In de jaren 80 werd migratie hét thema van extreemrechtse organisaties in Europa. Geweld werd steeds minder geschuwd. Zo radicaliseerde een groot deel van de veelal extreemrechtse ‘skinheadbeweging’, die in het Verenigd Koninkrijk was ontstaan en zich eind jaren 80 verspreidde over West-Europa. Dat leidde de jaren erna tot een piek in racistisch geweld. Ook in Nederland werden azc’s en moskeeën doelwit van brandstichting en bommeldingen.

photo 7 part 2.jpg

Berucht is de aanslag in de Oost-Duitse stad Rostock in 1992. Dagenlang werd een azc door betogers bestookt met stenen en molotovcocktails; en dat was slechts één aanval in een golf van aanslagen. Volgens historici legde deze periode de voedingsbodem voor latere successen van het extreemrechtse Alternative für Deutschland (AfD), voornamelijk vanwege de reactie van de autoriteiten: wegkijken en toegeven. Het azc in Rostock verdween, zoals ook veel andere opvanglocaties in Oost-Duitsland.

Niet veel later begon de aandacht van extreemrechts wéér te verschuiven, van migratie naar islam. “Al in de jaren 90 begon het beeld te ontstaan dat de islam en Nederland niet compatibel zijn”, legt Ghorashi uit. Dat idee kreeg een enorme boost tijdens de turbulente jaren 2000, met de aanslagen van 11 september en de moorden van Pim Fortuyn en Theo van Gogh.

photo 8 part 2.jpg

Volgens onder meer politicoloog Matthijs Rooduijn hebben rechts-radicale partijen hun nieuwe succes ook te danken aan een slimme tactiek. De standpunten veranderden niet zoveel; Wilders pleitte al in zijn eerste verkiezingsprogramma voor een ‘immigratiestop voor niet-westerse allochtonen’. Wel werd radicaal-rechts ‘gemoderniseerd’: nazisymbolen, waarmee bijvoorbeeld skinheads werden geassocieerd, werden afgeworpen en immigratie werd geassocieerd aan reële problemen, zoals het verlies van de verzorgingsstaat, werkzekerheid en terrorisme. De migrant werd de zondebok van deze problemen. Ook partijen die als gematigder te boek staan droegen bij aan deze normalisatie, schrijft Rooduijn, door op te schuiven naar rechts op het thema migratie en standpunten die ooit radicaal waren, over te nemen.
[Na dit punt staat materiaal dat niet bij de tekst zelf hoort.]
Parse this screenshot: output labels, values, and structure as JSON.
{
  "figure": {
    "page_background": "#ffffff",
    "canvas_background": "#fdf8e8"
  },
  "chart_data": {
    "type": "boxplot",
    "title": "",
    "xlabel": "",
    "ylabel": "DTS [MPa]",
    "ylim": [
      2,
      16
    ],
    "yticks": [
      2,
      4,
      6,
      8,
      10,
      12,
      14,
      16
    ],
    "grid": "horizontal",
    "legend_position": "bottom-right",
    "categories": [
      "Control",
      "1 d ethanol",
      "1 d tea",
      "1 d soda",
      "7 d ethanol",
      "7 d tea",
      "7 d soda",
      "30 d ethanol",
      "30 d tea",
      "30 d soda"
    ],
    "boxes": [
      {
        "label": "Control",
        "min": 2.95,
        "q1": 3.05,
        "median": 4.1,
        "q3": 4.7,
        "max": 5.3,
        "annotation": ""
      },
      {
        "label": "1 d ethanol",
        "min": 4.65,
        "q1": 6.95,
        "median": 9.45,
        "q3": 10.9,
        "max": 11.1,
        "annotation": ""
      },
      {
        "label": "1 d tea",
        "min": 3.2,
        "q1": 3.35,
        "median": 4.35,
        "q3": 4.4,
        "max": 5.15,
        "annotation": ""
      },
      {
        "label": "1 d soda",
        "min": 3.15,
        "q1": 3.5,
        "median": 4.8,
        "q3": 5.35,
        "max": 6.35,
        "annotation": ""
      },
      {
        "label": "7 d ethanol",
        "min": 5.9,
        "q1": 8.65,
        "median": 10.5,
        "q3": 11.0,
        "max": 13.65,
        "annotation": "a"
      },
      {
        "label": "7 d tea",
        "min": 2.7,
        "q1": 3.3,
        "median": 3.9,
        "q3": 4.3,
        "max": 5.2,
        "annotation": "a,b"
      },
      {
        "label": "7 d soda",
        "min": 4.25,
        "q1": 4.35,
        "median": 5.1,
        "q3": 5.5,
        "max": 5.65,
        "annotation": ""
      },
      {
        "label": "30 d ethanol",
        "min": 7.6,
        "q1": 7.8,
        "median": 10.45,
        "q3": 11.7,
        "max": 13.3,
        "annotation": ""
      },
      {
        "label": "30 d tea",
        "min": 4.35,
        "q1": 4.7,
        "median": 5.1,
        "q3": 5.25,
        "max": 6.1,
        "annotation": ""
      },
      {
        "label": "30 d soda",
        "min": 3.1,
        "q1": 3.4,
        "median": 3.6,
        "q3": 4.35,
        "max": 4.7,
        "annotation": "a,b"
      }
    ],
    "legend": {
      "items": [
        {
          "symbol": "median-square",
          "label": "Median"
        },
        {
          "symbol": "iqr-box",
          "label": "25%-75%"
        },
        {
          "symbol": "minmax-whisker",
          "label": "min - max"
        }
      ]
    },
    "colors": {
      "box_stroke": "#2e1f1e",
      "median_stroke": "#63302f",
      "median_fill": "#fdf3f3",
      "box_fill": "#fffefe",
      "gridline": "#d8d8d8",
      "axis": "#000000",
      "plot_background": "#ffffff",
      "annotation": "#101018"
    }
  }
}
Vooral de laatste vijftien jaar veranderde het politieke klimaat in Europa ongekend, zegt Dražanova. “Uitspraken die voorheen ondenkbaar waren, zijn normaal geworden.” Zo bracht De Groene Amsterdammer in kaart hoe Nederlandse media en politiek de islam steeds minder als religie, en meer als radicaal gedachtegoed omschreven, terwijl ‘de gewone Nederlander’ een veel gebezigde term werd in Den Haag. Uit dat onderzoek valt vooral op dat er geen sterk tegengeluid te horen was. De tijd van Hans Janmaat en de felle tegenreacties op xenofobie, was voorbij.

Wel of geen podium geven?

Een vraag die journalisten al jaren bezighoudt: maak je extreemrechts groter door het een podium te bieden? Politicoloog Léonie de Jonge deed hier uitgebreid onderzoek naar binnen de Benelux. Waar Nederlandse media, zeker sinds de dood van Pim Fortuyn, er een missie van hebben gemaakt om de ‘gewoner burger’ te spreken, oftewel de aanhang van anti-migratie partijen, hadden de media in Luxemburg en België een cordon sanitaire: rechts-radicale partijen kregen geen zendtijd.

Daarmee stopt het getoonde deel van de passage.